Friday, October 27, 2023  


Today’s Scripture Reading 
Matthew 12:22–32

Then they brought to him a demoniac who was blind and mute; and he cured him, so that the one who had been mute could speak and see. All the crowds were amazed and said, “Can this be the Son of David?” But when the Pharisees heard it, they said, “It is only by Beelzebul, the ruler of the demons, that this fellow casts out the demons.” He knew what they were thinking and said to them, “Every kingdom divided against itself is laid waste, and no city or house divided against itself will stand. If Satan casts out Satan, he is divided against himself; how then will his kingdom stand? If I cast out demons by Beelzebul, by whom do your own exorcists cast them out? Therefore they will be your judges. But if it is by the Spirit of God that I cast out demons, then the kingdom of God has come to you. Or how can one enter a strong man’s house and plunder his property, without first tying up the strong man? Then indeed the house can be plundered. Whoever is not with me is against me, and whoever does not gather with me scatters. Therefore I tell you, people will be forgiven for every sin and blasphemy, but blasphemy against the Spirit will not be forgiven. Whoever speaks a word against the Son of Man will be forgiven, but whoever speaks against the Holy Spirit will not be forgiven, either in this age or in the age to come. (NRSV)


Reflection

The Pharisees lost in their attempts to demonize Jesus, the one sent by the Spirit of God to liberate a man from his own debilitating demons (and humankind from ours). These religious leaders’ antipathy over Jesus’ exorcizing power and, perhaps even more threateningly, effectiveness in captivating the crowds, was not of God. Their knee-jerk intellectual clumsiness in attributing Jesus’ power to the embodiment of Beelzebub is called out by Jesus for its obvious lack of logic that betrayed their seething underbelly of resentment (“if I cast out demons by Beelzebub, by whom do your own exorcists cast them out?”).

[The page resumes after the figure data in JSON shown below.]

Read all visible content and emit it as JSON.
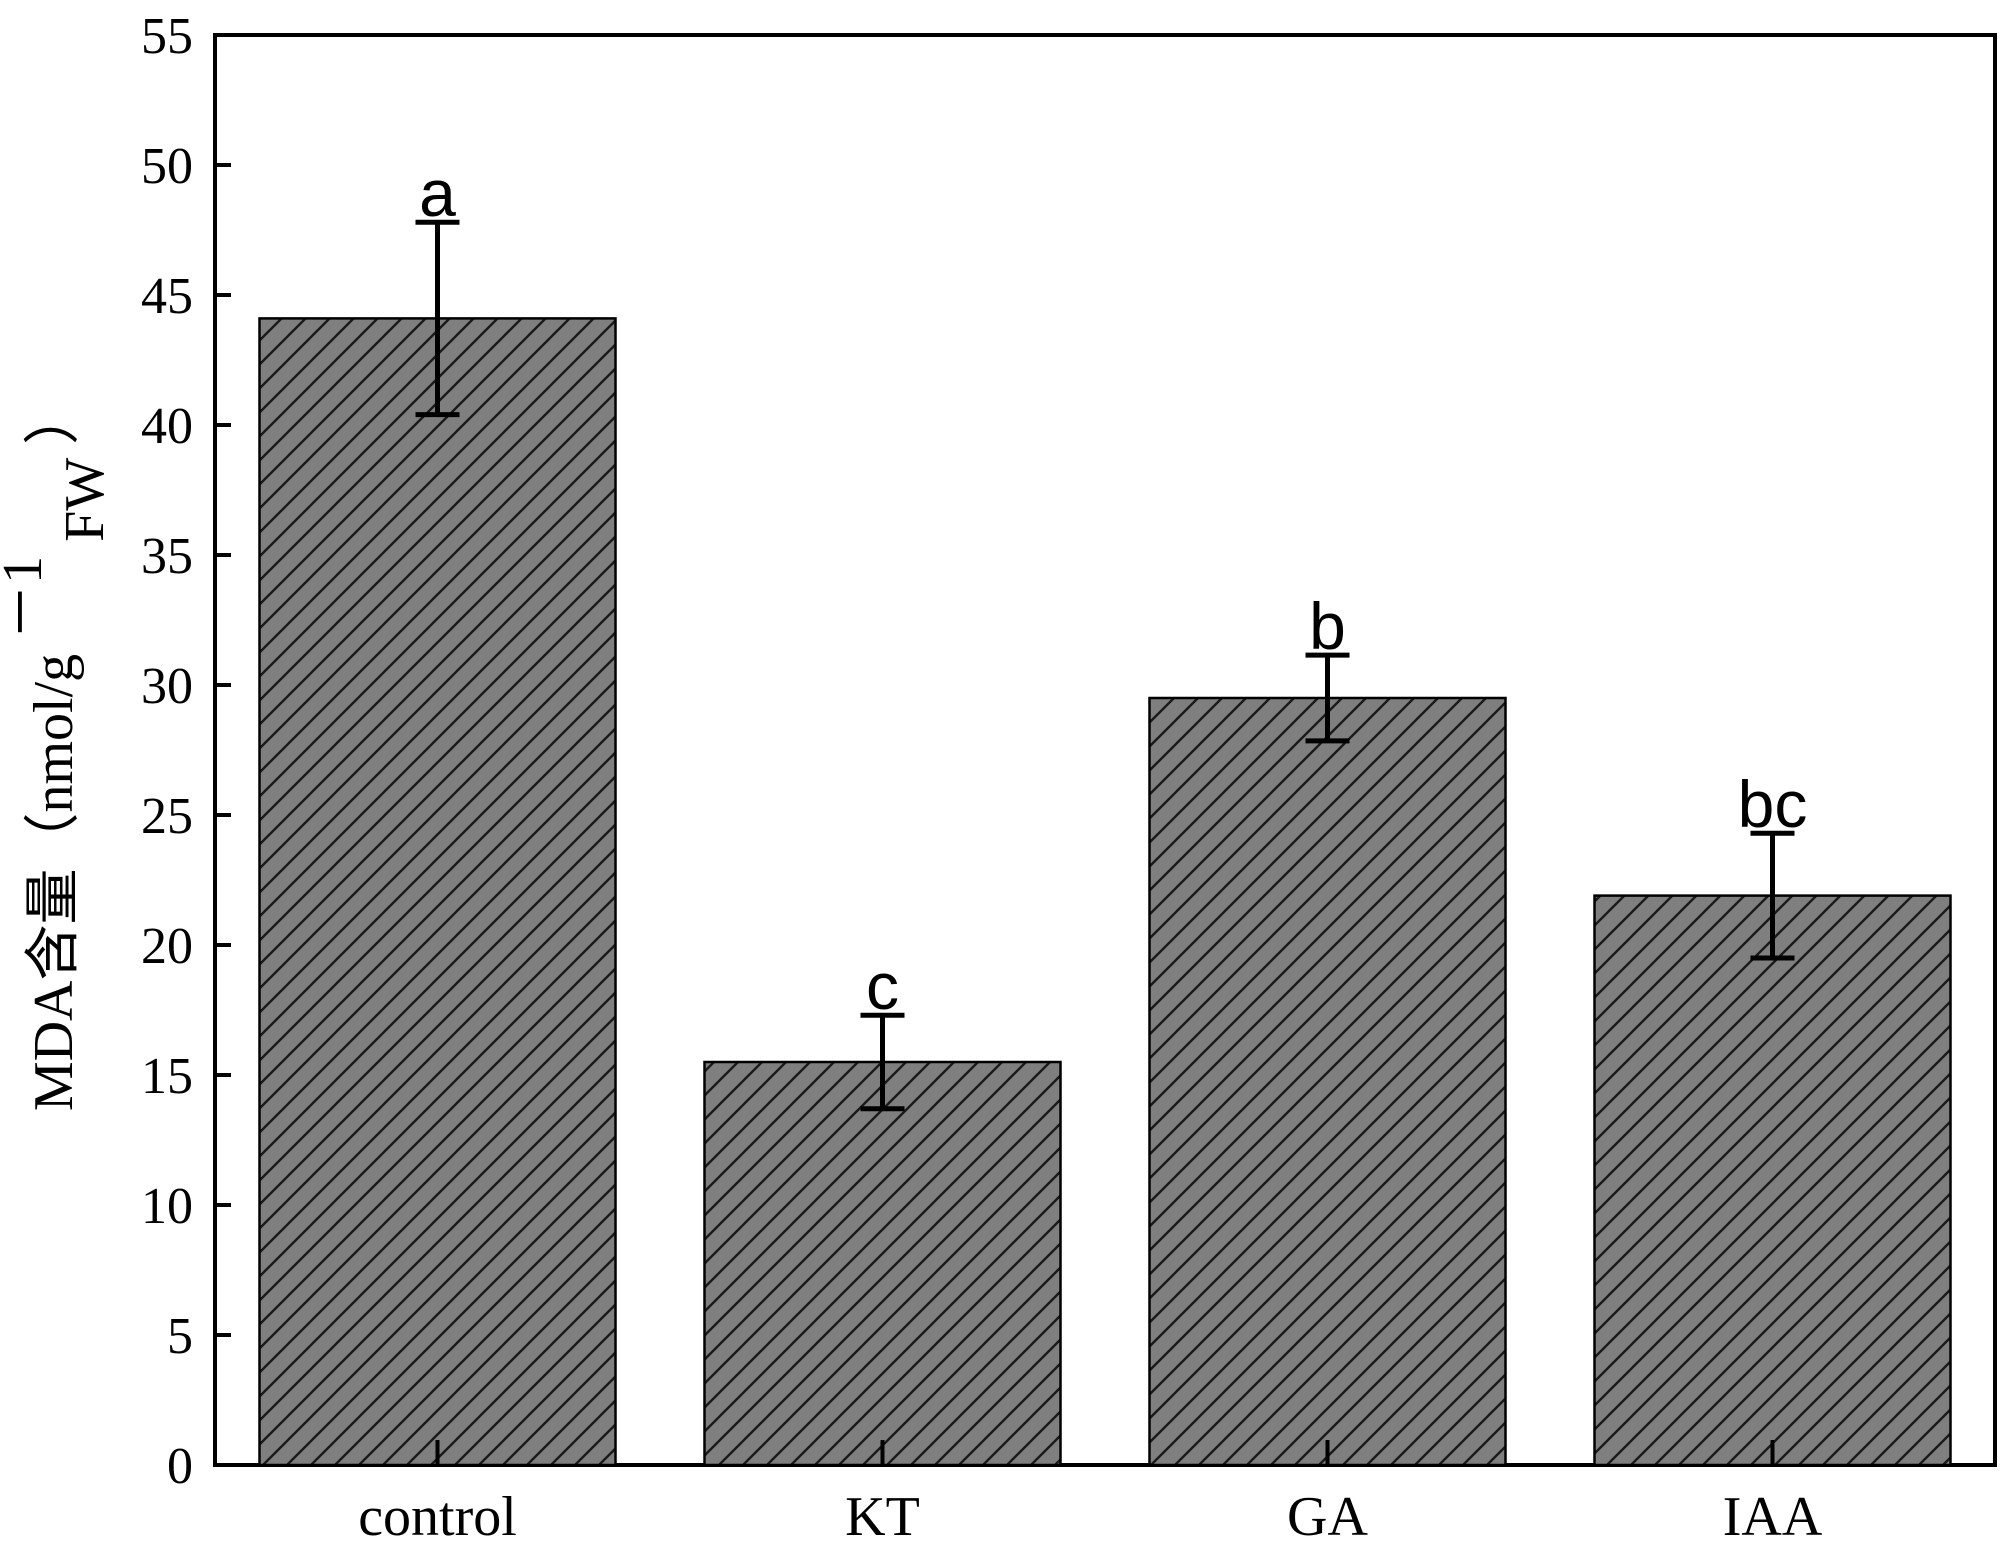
{
  "chart_data": {
    "type": "bar",
    "title": "",
    "xlabel": "",
    "ylabel": {
      "main": "MDA含量（nmol/g",
      "sup": "－1",
      "sub": "FW",
      "end": "）"
    },
    "categories": [
      "control",
      "KT",
      "GA",
      "IAA"
    ],
    "values": [
      44.1,
      15.5,
      29.5,
      21.9
    ],
    "errors": [
      3.7,
      1.8,
      1.65,
      2.4
    ],
    "significance": [
      "a",
      "c",
      "b",
      "bc"
    ],
    "ylim": [
      0,
      55
    ],
    "yticks": [
      0,
      5,
      10,
      15,
      20,
      25,
      30,
      35,
      40,
      45,
      50,
      55
    ],
    "grid": false,
    "bar_color": "#7f7f7f",
    "hatch": "diagonal-lines",
    "hatch_color": "#1a1a1a"
  }
}
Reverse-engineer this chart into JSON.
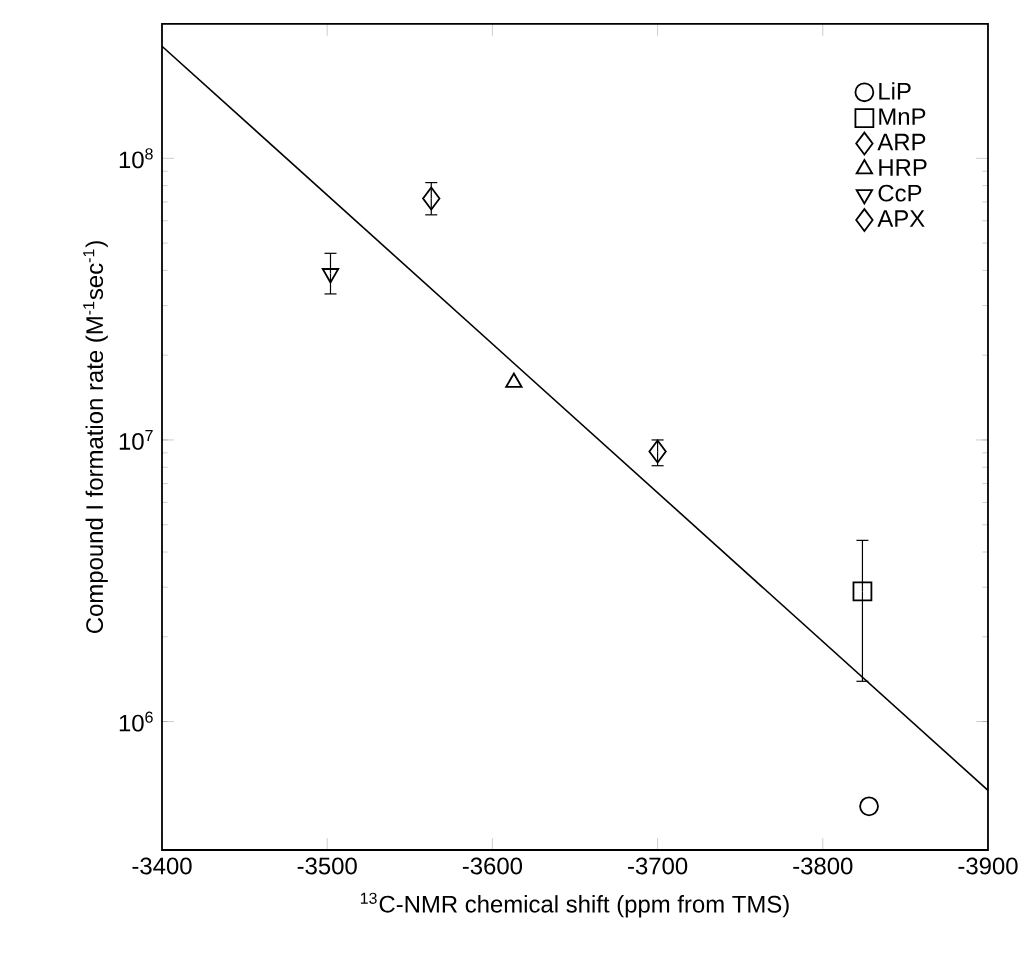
{
  "chart_data": {
    "type": "scatter",
    "xlabel": "$^{13}$C-NMR chemical shift (ppm from TMS)",
    "ylabel": "Compound I formation rate (M$^{-1}$sec$^{-1}$)",
    "log": "y",
    "xlim": [
      -3400,
      -3900
    ],
    "ylim": [
      350000,
      300000000
    ],
    "xticks": [
      -3400,
      -3500,
      -3600,
      -3700,
      -3800,
      -3900
    ],
    "yticks": [
      {
        "value": 1000000,
        "label": "10$^{6}$"
      },
      {
        "value": 10000000,
        "label": "10$^{7}$"
      },
      {
        "value": 100000000,
        "label": "10$^{8}$"
      }
    ],
    "legend": "top right",
    "grid": false,
    "series": [
      {
        "name": "LiP",
        "color": "#000000",
        "marker": "circle",
        "x": [
          -3828
        ],
        "values": [
          500000
        ]
      },
      {
        "name": "MnP",
        "color": "#000000",
        "marker": "square",
        "x": [
          -3824
        ],
        "values": [
          2900000
        ],
        "errors": [
          [
            1390000,
            4400000
          ]
        ]
      },
      {
        "name": "ARP",
        "color": "#000000",
        "marker": "diamond",
        "x": [
          -3700
        ],
        "values": [
          9100000
        ],
        "errors": [
          [
            8100000,
            10000000
          ]
        ]
      },
      {
        "name": "HRP",
        "color": "#000000",
        "marker": "triangle",
        "x": [
          -3613
        ],
        "values": [
          16000000
        ]
      },
      {
        "name": "CcP",
        "color": "#000000",
        "marker": "triangle-down",
        "x": [
          -3502
        ],
        "values": [
          39000000
        ],
        "errors": [
          [
            33000000,
            46000000
          ]
        ]
      },
      {
        "name": "APX",
        "color": "#000000",
        "marker": "diamond",
        "x": [
          -3563
        ],
        "values": [
          72000000
        ],
        "errors": [
          [
            63000000,
            82000000
          ]
        ]
      },
      {
        "type": "line",
        "color": "#000000",
        "marker": "none",
        "x": [
          -3400,
          -3900
        ],
        "values": [
          250000000,
          570000
        ]
      }
    ]
  }
}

What was at stake, however, was far more than just their dismissive attitude: the blasphemy of denying the in-breaking of the kingdom of God, demonstrated through Jesus as an agent of the Holy Spirit’s redeeming power, threatened to separate them, eternally, from God’s forgiving grace. What Jesus asserts, so to speak, is that in coming for “the bull,” they risk getting “the horns.”

As much as we’d wish otherwise, too often, we “Pharisees” are inclined to “block our blessings.” If not our own, then we frequently discount or dismiss the work of the divine in the stories and experiences of others. Perhaps out of fear of losing our own fragile senses of power and control over life’s circumstances, we run the risk of ignoring or discounting what God is manifesting in our midst. Let us instead stand with the crowds to behold the wondrous power of God wherever and however it unfolds.


Prayer
O God our Liberator, free our minds so that our mouths may declare words of wonder at your power, to the glory of your realm. As we watch what we say, may we behold what you accomplish in and through us. Amen.